“All come to look for America… All come to look for America.”
This is what the song says, at least. Travelers come looking for America… observing the journey’s strange little incidental details like the man in the gaberdine suit with a bow tie… counting the cars on the New Jersey turnpike… I resonate with the song’s melody and the message, even though my 2010 Honda Odyssey is a far cry from Paul Simon’s Greyhound out of Pittsburgh.

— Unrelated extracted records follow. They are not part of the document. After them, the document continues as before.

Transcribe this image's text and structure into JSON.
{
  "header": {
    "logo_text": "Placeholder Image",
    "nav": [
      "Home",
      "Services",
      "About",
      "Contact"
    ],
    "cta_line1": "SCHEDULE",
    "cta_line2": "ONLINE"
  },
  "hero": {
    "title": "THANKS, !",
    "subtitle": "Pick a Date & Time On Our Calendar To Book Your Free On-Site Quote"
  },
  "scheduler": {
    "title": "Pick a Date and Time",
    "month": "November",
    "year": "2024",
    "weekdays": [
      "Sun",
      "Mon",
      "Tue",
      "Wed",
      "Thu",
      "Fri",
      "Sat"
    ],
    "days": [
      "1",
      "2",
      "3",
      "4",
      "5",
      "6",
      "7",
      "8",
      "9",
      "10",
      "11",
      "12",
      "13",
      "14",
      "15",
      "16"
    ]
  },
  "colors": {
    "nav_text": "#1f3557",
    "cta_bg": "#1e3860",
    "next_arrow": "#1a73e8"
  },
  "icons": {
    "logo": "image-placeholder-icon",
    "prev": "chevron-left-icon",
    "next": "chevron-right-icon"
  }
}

I fear that my family, however, falls more in the camp of the song’s Cathy. They’re all reading books or magazines, napping, and/or munching on snacks. Totally oblivious to the America rolling by right outside their windows. I catch myself remarking, to no one in particular, about the ways that the clouds cling to the mountains. Two-thousand miles of highway allow a lot of time to think about the last year that our family has spent learning and adjusting to our supposedly “native” culture — at least for me, they do — but I feel that the most meaningful conversation on these travel days comes when we’re trying to decide whether we should eat at the Wendy’s or the McDonald’s for our dinner this evening.
<< SIGH >>
I become frustrated and judgmental in these moments. If I pause and widen my perspective, however, I notice how stereotypical and absurd these cycles and situations actually are. I am Paul Simon on his quest to find America. I am Clark Griswold driving the family station wagon along the highway while simultaneously driving the wife and kids crazy with his antics. I am Bill Bryson pulling into the most obscure wayside diners, shops, and motels. For whatever reason, this seems to be a common experience for middle-aged men like me — and I’m just playing the part that’s been specifically scripted for me many years ago.
So be it. The road beckons, and I’ve come to look for America.